The first few pages of Fred Brooks’ The Design of Design: Essays from a Computer Scientist are… how shall I say this… dry. Like listening to a philosopher whose work long ago degenerated into a recursive attempt to define itself.

In an earlier paper, I divided the tasks in building software into essence and accident. (This Aristotleian language is not to denigrate the accidental parts of software construction. In modern language the terms would more understandably be essential and incidental.) The part of software building I called essence is the mental crafting of the conceptual construct; the part I called accident is its ZZZZZZZZZzzzzzzzzzzzz…….

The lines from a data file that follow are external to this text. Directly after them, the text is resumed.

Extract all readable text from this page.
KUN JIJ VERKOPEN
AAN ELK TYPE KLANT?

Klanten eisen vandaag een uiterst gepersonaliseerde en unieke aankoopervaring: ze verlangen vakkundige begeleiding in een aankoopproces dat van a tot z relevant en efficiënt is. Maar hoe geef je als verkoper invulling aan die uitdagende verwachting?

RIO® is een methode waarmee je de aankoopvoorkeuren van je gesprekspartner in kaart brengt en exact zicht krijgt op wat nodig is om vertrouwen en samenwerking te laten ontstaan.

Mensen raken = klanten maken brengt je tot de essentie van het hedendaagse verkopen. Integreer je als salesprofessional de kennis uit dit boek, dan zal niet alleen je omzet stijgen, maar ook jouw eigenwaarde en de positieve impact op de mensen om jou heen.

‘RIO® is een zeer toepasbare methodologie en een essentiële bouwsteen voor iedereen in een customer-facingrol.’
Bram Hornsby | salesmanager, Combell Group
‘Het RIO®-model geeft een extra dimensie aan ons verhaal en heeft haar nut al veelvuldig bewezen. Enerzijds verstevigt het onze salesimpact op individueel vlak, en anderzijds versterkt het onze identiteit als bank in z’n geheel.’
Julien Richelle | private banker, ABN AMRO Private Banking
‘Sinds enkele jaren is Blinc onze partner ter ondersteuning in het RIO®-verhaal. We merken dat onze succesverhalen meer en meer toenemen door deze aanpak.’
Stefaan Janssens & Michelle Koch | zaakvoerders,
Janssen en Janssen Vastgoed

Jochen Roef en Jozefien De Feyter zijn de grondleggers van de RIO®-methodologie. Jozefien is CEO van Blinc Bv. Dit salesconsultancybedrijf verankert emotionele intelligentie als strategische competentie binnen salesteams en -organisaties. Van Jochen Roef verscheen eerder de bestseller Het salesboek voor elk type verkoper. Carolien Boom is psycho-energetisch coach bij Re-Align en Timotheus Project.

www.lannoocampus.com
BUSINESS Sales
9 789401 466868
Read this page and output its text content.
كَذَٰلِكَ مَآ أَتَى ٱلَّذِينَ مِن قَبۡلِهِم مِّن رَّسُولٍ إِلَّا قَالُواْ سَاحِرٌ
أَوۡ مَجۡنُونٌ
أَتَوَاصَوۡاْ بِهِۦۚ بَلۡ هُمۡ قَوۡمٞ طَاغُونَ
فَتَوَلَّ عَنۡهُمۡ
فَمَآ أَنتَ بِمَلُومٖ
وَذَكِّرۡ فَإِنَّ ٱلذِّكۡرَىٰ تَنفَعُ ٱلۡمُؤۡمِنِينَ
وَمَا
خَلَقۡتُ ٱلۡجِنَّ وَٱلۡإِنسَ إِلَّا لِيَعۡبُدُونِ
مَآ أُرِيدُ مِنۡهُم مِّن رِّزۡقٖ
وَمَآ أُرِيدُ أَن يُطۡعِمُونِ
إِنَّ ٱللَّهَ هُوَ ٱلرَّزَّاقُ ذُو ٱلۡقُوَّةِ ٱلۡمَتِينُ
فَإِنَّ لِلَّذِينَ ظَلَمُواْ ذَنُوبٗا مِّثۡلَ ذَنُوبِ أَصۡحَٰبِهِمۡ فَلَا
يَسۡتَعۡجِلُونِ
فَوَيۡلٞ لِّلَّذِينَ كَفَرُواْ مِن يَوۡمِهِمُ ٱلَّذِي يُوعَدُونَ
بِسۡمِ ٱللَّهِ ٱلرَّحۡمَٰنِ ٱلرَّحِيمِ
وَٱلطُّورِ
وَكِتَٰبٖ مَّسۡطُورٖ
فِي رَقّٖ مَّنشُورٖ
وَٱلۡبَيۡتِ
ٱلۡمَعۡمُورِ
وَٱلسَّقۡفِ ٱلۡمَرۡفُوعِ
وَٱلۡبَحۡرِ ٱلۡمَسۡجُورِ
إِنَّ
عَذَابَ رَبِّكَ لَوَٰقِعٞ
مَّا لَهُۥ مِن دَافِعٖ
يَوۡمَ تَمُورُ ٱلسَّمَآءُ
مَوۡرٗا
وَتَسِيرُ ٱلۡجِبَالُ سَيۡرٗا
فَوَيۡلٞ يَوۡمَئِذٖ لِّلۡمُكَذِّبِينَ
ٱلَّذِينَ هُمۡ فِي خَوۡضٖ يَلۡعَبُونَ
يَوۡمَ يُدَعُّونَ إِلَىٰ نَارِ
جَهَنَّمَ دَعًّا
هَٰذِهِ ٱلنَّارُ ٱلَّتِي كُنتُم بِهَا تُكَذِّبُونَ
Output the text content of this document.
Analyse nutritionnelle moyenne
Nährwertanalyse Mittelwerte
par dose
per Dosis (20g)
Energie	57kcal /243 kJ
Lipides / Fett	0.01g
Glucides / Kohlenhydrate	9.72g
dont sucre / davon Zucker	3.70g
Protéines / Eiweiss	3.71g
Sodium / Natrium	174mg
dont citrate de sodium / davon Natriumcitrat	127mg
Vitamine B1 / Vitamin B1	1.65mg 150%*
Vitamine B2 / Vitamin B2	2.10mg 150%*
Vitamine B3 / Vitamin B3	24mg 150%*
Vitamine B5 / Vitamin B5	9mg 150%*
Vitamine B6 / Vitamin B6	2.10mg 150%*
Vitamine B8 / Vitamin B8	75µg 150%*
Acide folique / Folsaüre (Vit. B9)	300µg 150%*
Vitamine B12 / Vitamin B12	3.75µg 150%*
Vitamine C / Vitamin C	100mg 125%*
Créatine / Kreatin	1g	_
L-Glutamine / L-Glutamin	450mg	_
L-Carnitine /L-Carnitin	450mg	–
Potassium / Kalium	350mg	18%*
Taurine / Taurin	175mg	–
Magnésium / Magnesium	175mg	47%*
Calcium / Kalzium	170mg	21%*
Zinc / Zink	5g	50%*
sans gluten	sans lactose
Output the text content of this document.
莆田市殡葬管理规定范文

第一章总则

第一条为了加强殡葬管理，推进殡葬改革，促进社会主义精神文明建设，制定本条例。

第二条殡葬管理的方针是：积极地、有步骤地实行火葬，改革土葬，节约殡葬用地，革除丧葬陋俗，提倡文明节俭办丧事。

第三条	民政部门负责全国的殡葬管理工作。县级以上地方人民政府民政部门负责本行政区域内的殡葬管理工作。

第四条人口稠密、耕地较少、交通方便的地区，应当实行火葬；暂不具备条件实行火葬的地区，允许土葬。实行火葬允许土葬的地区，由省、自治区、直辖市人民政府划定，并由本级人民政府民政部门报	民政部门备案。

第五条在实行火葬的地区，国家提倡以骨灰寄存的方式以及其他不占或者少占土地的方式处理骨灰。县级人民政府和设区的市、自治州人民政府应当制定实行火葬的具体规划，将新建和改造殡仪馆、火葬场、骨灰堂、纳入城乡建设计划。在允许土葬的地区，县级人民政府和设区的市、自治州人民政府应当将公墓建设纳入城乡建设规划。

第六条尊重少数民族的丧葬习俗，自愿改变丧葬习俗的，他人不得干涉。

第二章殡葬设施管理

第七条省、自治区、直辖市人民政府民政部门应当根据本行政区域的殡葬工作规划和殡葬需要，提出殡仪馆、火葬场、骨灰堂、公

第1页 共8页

This was a bit disappointing to someone with fond, formative and possibly – I worried, briefly – rose-coloured recollections of The Mythical Man-Month. It was a tough enough slog that a chapter and a half into The Design of Design (and they’re short chapters) I left it on my bedside table for a week to gather dust and guilt.

Tonight I got through to the end of chapter 3, and the tone is… different.

If you feel inclined to tackle this book, I think one way to approach it is to think of the first two chapters as Brooks leading us through Understanding Poetry, by Dr J. Evans Pritchard, Ph.D.

Chapter 3 is where Brooks chimes in and calls it excrement.

Obviously I’m not very far into the book yet, so if I do have a review it’ll come much later, but for a bit of flavour I just want to quote the very end of chapter 3:

The Waterfall Model is wrong and harmful; we must outgrow it.